You can get per-sample gradients using the torch.func API (see this), and you can use the torch.autograd.functional API to compute hvp (or vhp - apparently it’s more efficient). So maybe you can try to combine both, instead of relying on Opacus?

Could you also clarify what you want to do, mathematically? In particular:

1. What vector do you want to use for the hvp? (I’m guessing that the torch.rand in the code you shared is just for the sake of the example).
2. What do you want to do with the per-sample gradients?

I am trying to compute a hybrid between the score function and pathwise gradient. I sampled one where the reward is detached and gradient only flows through the logprob, store the grad, empty the gradient (for SF grad), then repeat for the PW grad. I wanted to compute the sample variance of each grad - which requires knowing the sample gradients of each trajectory - leading me to using Opacus.

I found that the torch.func.grad/vmaponly works for static dataset (e.g. in supervised/unsupervised setting), whereas my interest is at continuous control/RL. Specifically, this approach requires knowing the networks params and the datasets as inputs, for torch.func.grad, so I did not manage to use it for my interest. If you know how one can do this, I would love to hear it!

In terms of ideaology, I was trying to look at the directional curvature of the loss in the direction of the current gradient, so v would be the current gradient tensor, rather than a random tensor.

UPDATE. I found that I can just still wrap my layers in GradSampleModule and then manually enable/disable the hook by Opacus to overcome this issue.

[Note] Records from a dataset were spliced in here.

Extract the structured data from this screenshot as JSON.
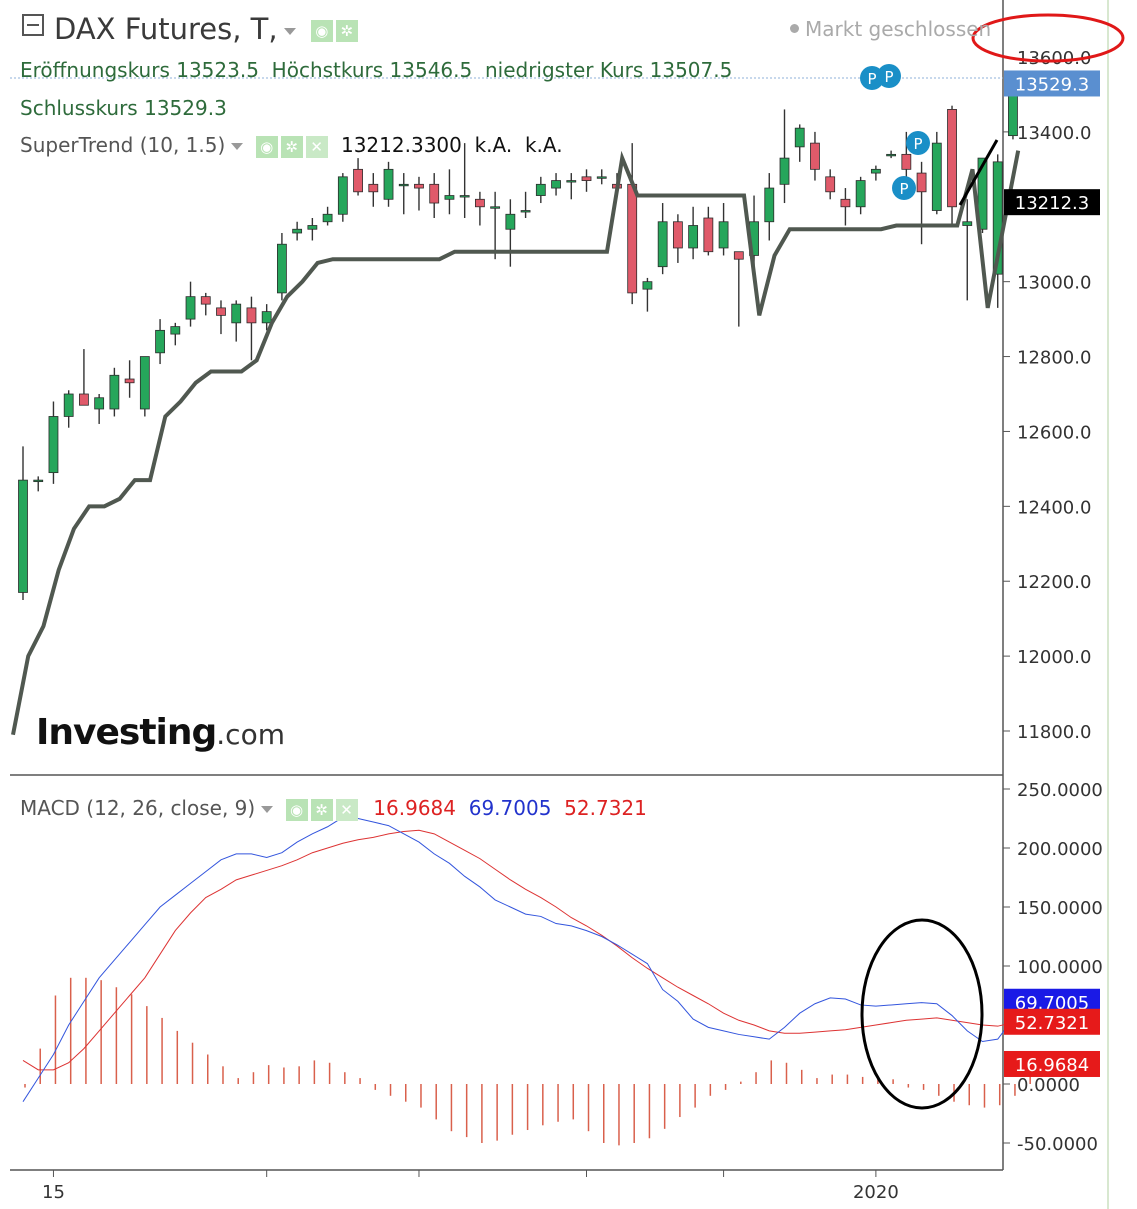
{
  "header": {
    "title": "DAX Futures, T,",
    "market_status": "Markt geschlossen",
    "ohlc": {
      "open_label": "Eröffnungskurs",
      "open": "13523.5",
      "high_label": "Höchstkurs",
      "high": "13546.5",
      "low_label": "niedrigster Kurs",
      "low": "13507.5",
      "close_label": "Schlusskurs",
      "close": "13529.3"
    },
    "supertrend": {
      "label": "SuperTrend (10, 1.5)",
      "value": "13212.3300",
      "v2": "k.A.",
      "v3": "k.A."
    },
    "macd": {
      "label": "MACD (12, 26, close, 9)",
      "hist": "16.9684",
      "macd": "69.7005",
      "signal": "52.7321"
    },
    "logo": {
      "main": "Investing",
      "suffix": ".com"
    }
  },
  "colors": {
    "up": "#26a65b",
    "down": "#e05a6a",
    "supertrend": "#505850",
    "macd_line": "#3355dd",
    "signal_line": "#dd3333",
    "hist": "#d9604c",
    "price_tag": "#5a8fd0",
    "st_tag": "#000000",
    "marker": "#1a8fc7"
  },
  "chart_data": [
    {
      "type": "candlestick",
      "name": "price",
      "x_tick_labels": [
        {
          "index": 2,
          "label": "15"
        },
        {
          "index": 56,
          "label": "2020"
        }
      ],
      "ylim": [
        11720,
        13660
      ],
      "y_ticks": [
        "13600.0",
        "13400.0",
        "13000.0",
        "12800.0",
        "12600.0",
        "12400.0",
        "12200.0",
        "12000.0",
        "11800.0"
      ],
      "last_price_tag": "13529.3",
      "supertrend_tag": "13212.3",
      "candles": [
        {
          "o": 12170,
          "h": 12560,
          "l": 12150,
          "c": 12470
        },
        {
          "o": 12470,
          "h": 12480,
          "l": 12440,
          "c": 12470
        },
        {
          "o": 12490,
          "h": 12680,
          "l": 12460,
          "c": 12640
        },
        {
          "o": 12640,
          "h": 12710,
          "l": 12610,
          "c": 12700
        },
        {
          "o": 12700,
          "h": 12820,
          "l": 12680,
          "c": 12670
        },
        {
          "o": 12660,
          "h": 12700,
          "l": 12620,
          "c": 12690
        },
        {
          "o": 12660,
          "h": 12770,
          "l": 12640,
          "c": 12750
        },
        {
          "o": 12740,
          "h": 12790,
          "l": 12690,
          "c": 12730
        },
        {
          "o": 12660,
          "h": 12800,
          "l": 12640,
          "c": 12800
        },
        {
          "o": 12810,
          "h": 12900,
          "l": 12780,
          "c": 12870
        },
        {
          "o": 12860,
          "h": 12890,
          "l": 12830,
          "c": 12880
        },
        {
          "o": 12900,
          "h": 13000,
          "l": 12880,
          "c": 12960
        },
        {
          "o": 12960,
          "h": 12970,
          "l": 12910,
          "c": 12940
        },
        {
          "o": 12930,
          "h": 12950,
          "l": 12860,
          "c": 12910
        },
        {
          "o": 12890,
          "h": 12950,
          "l": 12840,
          "c": 12940
        },
        {
          "o": 12930,
          "h": 12960,
          "l": 12790,
          "c": 12890
        },
        {
          "o": 12890,
          "h": 12940,
          "l": 12870,
          "c": 12920
        },
        {
          "o": 12970,
          "h": 13130,
          "l": 12950,
          "c": 13100
        },
        {
          "o": 13130,
          "h": 13160,
          "l": 13110,
          "c": 13140
        },
        {
          "o": 13140,
          "h": 13170,
          "l": 13110,
          "c": 13150
        },
        {
          "o": 13160,
          "h": 13200,
          "l": 13150,
          "c": 13180
        },
        {
          "o": 13180,
          "h": 13290,
          "l": 13160,
          "c": 13280
        },
        {
          "o": 13300,
          "h": 13330,
          "l": 13230,
          "c": 13240
        },
        {
          "o": 13260,
          "h": 13290,
          "l": 13200,
          "c": 13240
        },
        {
          "o": 13220,
          "h": 13320,
          "l": 13200,
          "c": 13300
        },
        {
          "o": 13260,
          "h": 13290,
          "l": 13180,
          "c": 13260
        },
        {
          "o": 13260,
          "h": 13280,
          "l": 13190,
          "c": 13250
        },
        {
          "o": 13260,
          "h": 13290,
          "l": 13170,
          "c": 13210
        },
        {
          "o": 13220,
          "h": 13300,
          "l": 13180,
          "c": 13230
        },
        {
          "o": 13230,
          "h": 13370,
          "l": 13170,
          "c": 13230
        },
        {
          "o": 13220,
          "h": 13240,
          "l": 13150,
          "c": 13200
        },
        {
          "o": 13200,
          "h": 13240,
          "l": 13060,
          "c": 13200
        },
        {
          "o": 13140,
          "h": 13220,
          "l": 13040,
          "c": 13180
        },
        {
          "o": 13190,
          "h": 13240,
          "l": 13170,
          "c": 13190
        },
        {
          "o": 13230,
          "h": 13280,
          "l": 13210,
          "c": 13260
        },
        {
          "o": 13250,
          "h": 13290,
          "l": 13230,
          "c": 13270
        },
        {
          "o": 13270,
          "h": 13290,
          "l": 13220,
          "c": 13270
        },
        {
          "o": 13280,
          "h": 13300,
          "l": 13240,
          "c": 13270
        },
        {
          "o": 13280,
          "h": 13300,
          "l": 13260,
          "c": 13280
        },
        {
          "o": 13260,
          "h": 13290,
          "l": 13240,
          "c": 13250
        },
        {
          "o": 13260,
          "h": 13370,
          "l": 12940,
          "c": 12970
        },
        {
          "o": 12980,
          "h": 13010,
          "l": 12920,
          "c": 13000
        },
        {
          "o": 13040,
          "h": 13210,
          "l": 13020,
          "c": 13160
        },
        {
          "o": 13160,
          "h": 13180,
          "l": 13050,
          "c": 13090
        },
        {
          "o": 13090,
          "h": 13200,
          "l": 13060,
          "c": 13150
        },
        {
          "o": 13170,
          "h": 13200,
          "l": 13070,
          "c": 13080
        },
        {
          "o": 13090,
          "h": 13210,
          "l": 13070,
          "c": 13160
        },
        {
          "o": 13080,
          "h": 13080,
          "l": 12880,
          "c": 13060
        },
        {
          "o": 13070,
          "h": 13230,
          "l": 13030,
          "c": 13160
        },
        {
          "o": 13160,
          "h": 13290,
          "l": 13110,
          "c": 13250
        },
        {
          "o": 13260,
          "h": 13460,
          "l": 13210,
          "c": 13330
        },
        {
          "o": 13360,
          "h": 13420,
          "l": 13320,
          "c": 13410
        },
        {
          "o": 13370,
          "h": 13400,
          "l": 13270,
          "c": 13300
        },
        {
          "o": 13280,
          "h": 13300,
          "l": 13220,
          "c": 13240
        },
        {
          "o": 13220,
          "h": 13250,
          "l": 13150,
          "c": 13200
        },
        {
          "o": 13200,
          "h": 13280,
          "l": 13180,
          "c": 13270
        },
        {
          "o": 13290,
          "h": 13310,
          "l": 13270,
          "c": 13300
        },
        {
          "o": 13340,
          "h": 13350,
          "l": 13330,
          "c": 13340
        },
        {
          "o": 13340,
          "h": 13400,
          "l": 13220,
          "c": 13300
        },
        {
          "o": 13290,
          "h": 13320,
          "l": 13100,
          "c": 13240
        },
        {
          "o": 13190,
          "h": 13400,
          "l": 13180,
          "c": 13370
        },
        {
          "o": 13460,
          "h": 13470,
          "l": 13150,
          "c": 13200
        },
        {
          "o": 13150,
          "h": 13220,
          "l": 12950,
          "c": 13160
        },
        {
          "o": 13140,
          "h": 13330,
          "l": 13130,
          "c": 13330
        },
        {
          "o": 13020,
          "h": 13340,
          "l": 12930,
          "c": 13320
        },
        {
          "o": 13390,
          "h": 13530,
          "l": 13380,
          "c": 13520
        },
        {
          "o": 13520,
          "h": 13540,
          "l": 13510,
          "c": 13530
        }
      ],
      "supertrend": [
        11790,
        12000,
        12080,
        12230,
        12340,
        12400,
        12400,
        12420,
        12470,
        12470,
        12640,
        12680,
        12730,
        12760,
        12760,
        12760,
        12790,
        12890,
        12960,
        13000,
        13050,
        13060,
        13060,
        13060,
        13060,
        13060,
        13060,
        13060,
        13060,
        13080,
        13080,
        13080,
        13080,
        13080,
        13080,
        13080,
        13080,
        13080,
        13080,
        13080,
        13330,
        13230,
        13230,
        13230,
        13230,
        13230,
        13230,
        13230,
        13230,
        12910,
        13070,
        13140,
        13140,
        13140,
        13140,
        13140,
        13140,
        13140,
        13150,
        13150,
        13150,
        13150,
        13150,
        13300,
        12930,
        13140,
        13350
      ]
    },
    {
      "type": "line",
      "name": "macd",
      "ylim": [
        -65,
        260
      ],
      "y_ticks": [
        "250.0000",
        "200.0000",
        "150.0000",
        "100.0000",
        "0.0000",
        "-50.0000"
      ],
      "tags": {
        "macd": "69.7005",
        "signal": "52.7321",
        "hist": "16.9684"
      },
      "macd_line": [
        -15,
        5,
        25,
        50,
        70,
        90,
        105,
        120,
        135,
        150,
        160,
        170,
        180,
        190,
        195,
        195,
        192,
        196,
        205,
        212,
        218,
        226,
        225,
        222,
        219,
        212,
        205,
        195,
        187,
        176,
        167,
        156,
        150,
        144,
        142,
        136,
        134,
        130,
        125,
        118,
        110,
        102,
        80,
        70,
        55,
        48,
        45,
        42,
        40,
        38,
        48,
        60,
        68,
        73,
        72,
        67,
        66,
        67,
        68,
        69,
        68,
        58,
        45,
        36,
        38,
        55,
        70
      ],
      "signal_line": [
        20,
        12,
        12,
        18,
        30,
        45,
        60,
        75,
        90,
        110,
        130,
        145,
        158,
        165,
        173,
        177,
        181,
        185,
        190,
        196,
        200,
        204,
        207,
        209,
        212,
        214,
        215,
        212,
        205,
        198,
        191,
        182,
        173,
        165,
        158,
        150,
        141,
        134,
        126,
        117,
        107,
        98,
        90,
        82,
        75,
        68,
        60,
        54,
        50,
        45,
        43,
        43,
        44,
        45,
        46,
        48,
        50,
        52,
        54,
        55,
        56,
        54,
        52,
        50,
        49,
        52,
        53
      ],
      "histogram": [
        -3,
        30,
        75,
        90,
        90,
        88,
        82,
        76,
        66,
        56,
        45,
        35,
        25,
        15,
        5,
        10,
        16,
        14,
        15,
        20,
        18,
        10,
        5,
        -5,
        -10,
        -15,
        -20,
        -30,
        -40,
        -45,
        -50,
        -48,
        -43,
        -39,
        -35,
        -32,
        -30,
        -40,
        -50,
        -52,
        -50,
        -46,
        -38,
        -28,
        -20,
        -10,
        -5,
        2,
        10,
        20,
        18,
        12,
        5,
        8,
        8,
        6,
        5,
        4,
        -3,
        -5,
        -10,
        -15,
        -18,
        -20,
        -18,
        -10,
        17
      ]
    }
  ]
}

for i in range(epochs) do:
1. self.actor_mlp.layer_names.enable_hooks()
2. compute and store SF grad samples
3. compute and store PW grad samples
4. self.actor_mlp.layer_names.disable_hooks()
5. compute hvp and directional curvature 
6. update net params
end for

Perhaps the reason is Opacus’s hooks not functioning properly given multiple backward pass (2 in my case). I believe this problem has been discussed somewhere on this forum.